2007-04-22

Let's rank presidential candidates

No, this is not a way too early post on the 2012 race.

With the government program including an electronic voting pilot project to be implemented in the 2008 municipal elections, it's time to consider going to ballots that allow the voter to rank the candidates in presidential elections. Such voting methods are more time-consuming to count by hand, but if we move to electronic voting, that ceases to be an important issue. A hand count can still be done to verify the result - just make a paper trail a required feature in the voting machines - but the preliminary machine-counted results would be available immediately. There are two big advantages to this: Firstly, we'd need only one round of voting since people can express their full range of preferences in one ballot. Secondly, it would eliminate the need for tactical voting, which is a common feature in two-round elections. Why organize two votes when you can get to an accurate result in one?

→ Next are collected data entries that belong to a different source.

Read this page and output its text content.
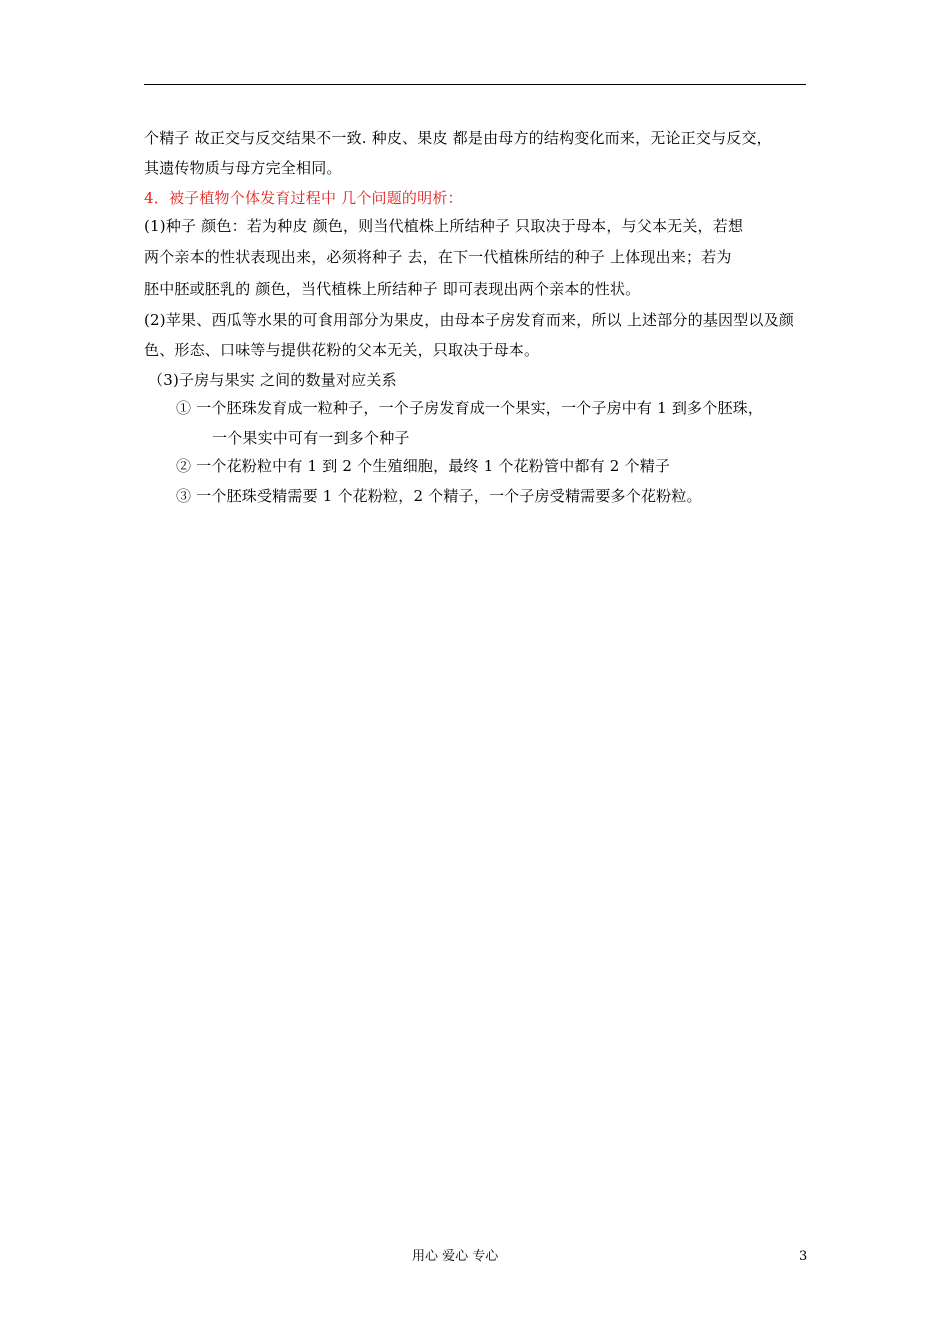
个精子 故正交与反交结果不一致. 种皮、果皮 都是由母方的结构变化而来，无论正交与反交，
其遗传物质与母方完全相同。
4．被子植物个体发育过程中 几个问题的明析：
(1)种子 颜色：若为种皮 颜色，则当代植株上所结种子 只取决于母本，与父本无关，若想
两个亲本的性状表现出来，必须将种子 去，在下一代植株所结的种子 上体现出来；若为
胚中胚或胚乳的 颜色，当代植株上所结种子 即可表现出两个亲本的性状。
(2)苹果、西瓜等水果的可食用部分为果皮，由母本子房发育而来，所以 上述部分的基因型以及颜
色、形态、口味等与提供花粉的父本无关，只取决于母本。
（3)子房与果实 之间的数量对应关系
① 一个胚珠发育成一粒种子，一个子房发育成一个果实，一个子房中有 1 到多个胚珠，
一个果实中可有一到多个种子
② 一个花粉粒中有 1 到 2 个生殖细胞，最终 1 个花粉管中都有 2 个精子
③ 一个胚珠受精需要 1 个花粉粒，2 个精子，一个子房受精需要多个花粉粒。
用心 爱心 专心	3
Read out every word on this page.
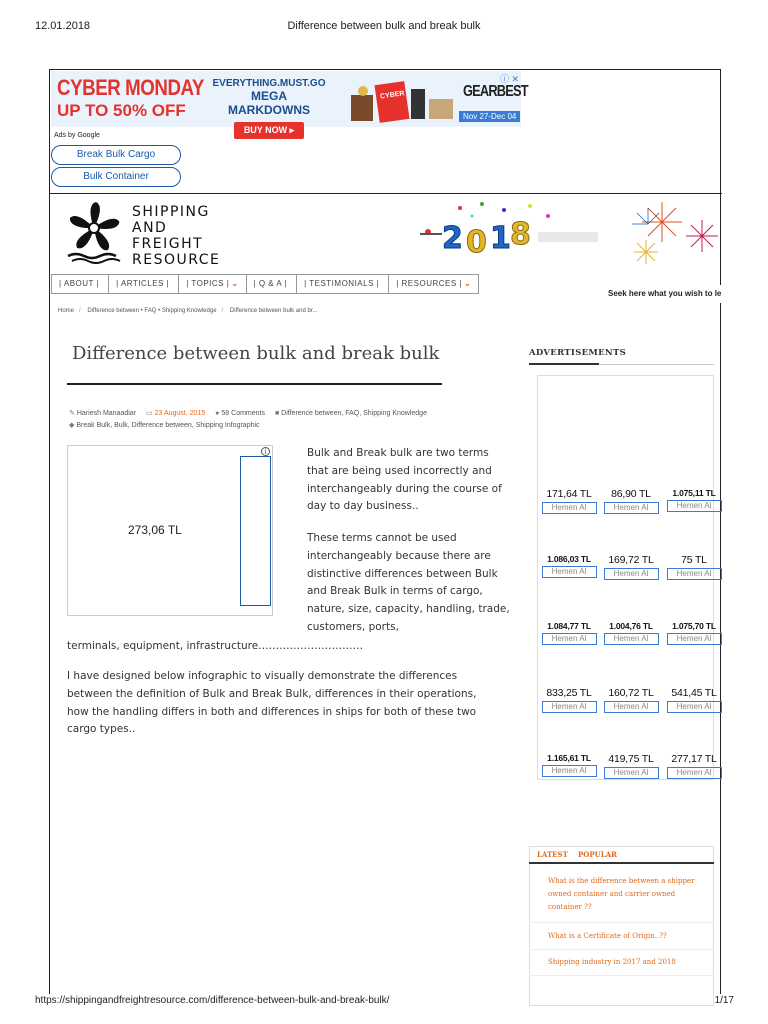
12.01.2018	Difference between bulk and break bulk
CYBER MONDAY
UP TO 50% OFF
EVERYTHING.MUST.GO
MEGA MARKDOWNS
BUY NOW ▸
CYBER	GEARBEST
Nov 27-Dec 04
ⓘ ✕
Ads by Google
Break Bulk Cargo
Bulk Container
SHIPPING
AND
FREIGHT
RESOURCE
2 0 1 8
| ABOUT |	| ARTICLES |	| TOPICS | ⌄	| Q & A |	| TESTIMONIALS |	| RESOURCES | ⌄
Seek here what you wish to le
Home / Difference between • FAQ • Shipping Knowledge / Difference between bulk and br...
Difference between bulk and break bulk
✎ Hariesh Manaadiar ▭ 23 August, 2015 ● 58 Comments ■ Difference between, FAQ, Shipping Knowledge
◆ Break Bulk, Bulk, Difference between, Shipping Infographic
i
273,06 TL
Bulk and Break bulk are two terms that are being used incorrectly and interchangeably during the course of day to day business..
These terms cannot be used interchangeably because there are distinctive differences between Bulk and Break Bulk in terms of cargo, nature, size, capacity, handling, trade, customers, ports,
terminals, equipment, infrastructure…………………………
I have designed below infographic to visually demonstrate the differences between the definition of Bulk and Break Bulk, differences in their operations, how the handling differs in both and differences in ships for both of these two cargo types..
ADVERTISEMENTS
171,64 TL
Hemen Al
86,90 TL
Hemen Al
1.075,11 TL
Hemen Al
1.086,03 TL
Hemen Al
169,72 TL
Hemen Al
75 TL
Hemen Al
1.084,77 TL
Hemen Al
1.004,76 TL
Hemen Al
1.075,70 TL
Hemen Al
833,25 TL
Hemen Al
160,72 TL
Hemen Al
541,45 TL
Hemen Al
1.165,61 TL
Hemen Al
419,75 TL
Hemen Al
277,17 TL
Hemen Al
LATEST POPULAR
What is the difference between a shipper owned container and carrier owned container ??
What is a Certificate of Origin..??
Shipping industry in 2017 and 2018
https://shippingandfreightresource.com/difference-between-bulk-and-break-bulk/	1/17
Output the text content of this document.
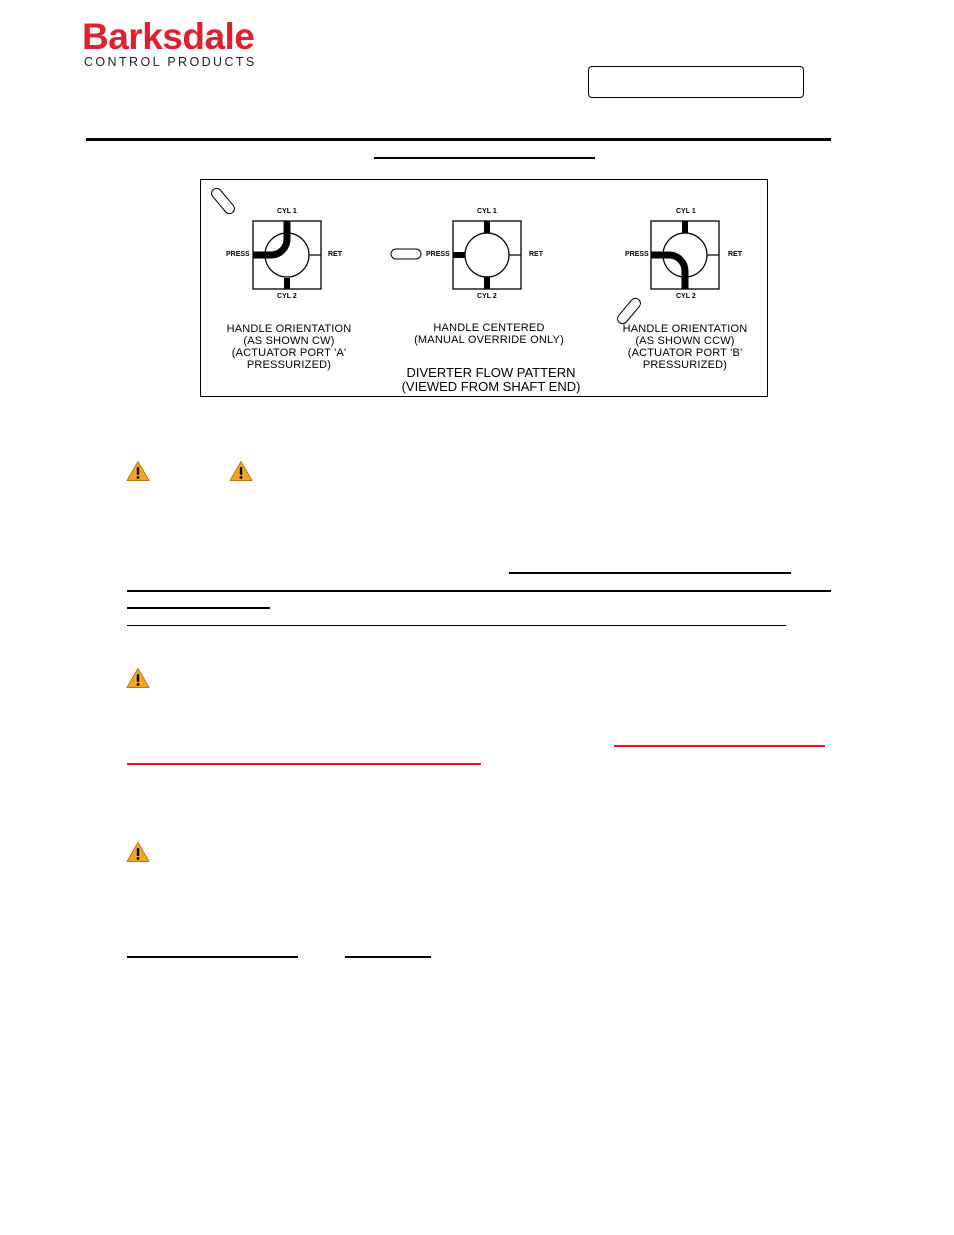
Barksdale
CONTROL PRODUCTS
CYL 1
CYL 2
PRESS	RET
CYL 1
CYL 2
PRESS	RET
CYL 1
CYL 2
PRESS	RET
HANDLE ORIENTATION
(AS SHOWN CW)
(ACTUATOR PORT 'A'
PRESSURIZED)
HANDLE CENTERED
(MANUAL OVERRIDE ONLY)
HANDLE ORIENTATION
(AS SHOWN CCW)
(ACTUATOR PORT 'B'
PRESSURIZED)
DIVERTER FLOW PATTERN
(VIEWED FROM SHAFT END)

The French presidential election, which uses the same two-round method as the Finnish one, illustrates the incentives for tactical voting that often arise in that system. A voter who prefers the environmentalist candidate Voynet but above all is opposed to conservative candidate Sarkozy should vote for centrist candidate Bayrou, because according to polls Bayrou has the best chance of beating Sarkozy in the second round. On the other hand, a supporter of communist candidate Besancenot should consider voting for the socialist Royal to ensure that there'll be a left-wing candidate in the second round. The common thread is that neither can vote for the candidate they feel is the best. If France used an election method based on ranking the options, they could.

If you want to get fancy about it, you could use some Condorcet method. If you want to keep it simple, go for the tested Single Transferable Vote.

1 comment:

Anonymous said...

I prefer the "Approval voting" methodology....

http://en.wikipedia.org/wiki/Approval_voting

Voters simply vote for multiple candidates that they approve of. No complicated ranking order - I'd would be worried that people would say, "Well I hate the Left Alliance the most, but since they have little chance of winning, I won't put them last, I'll put SDP last since they're the most likely to win."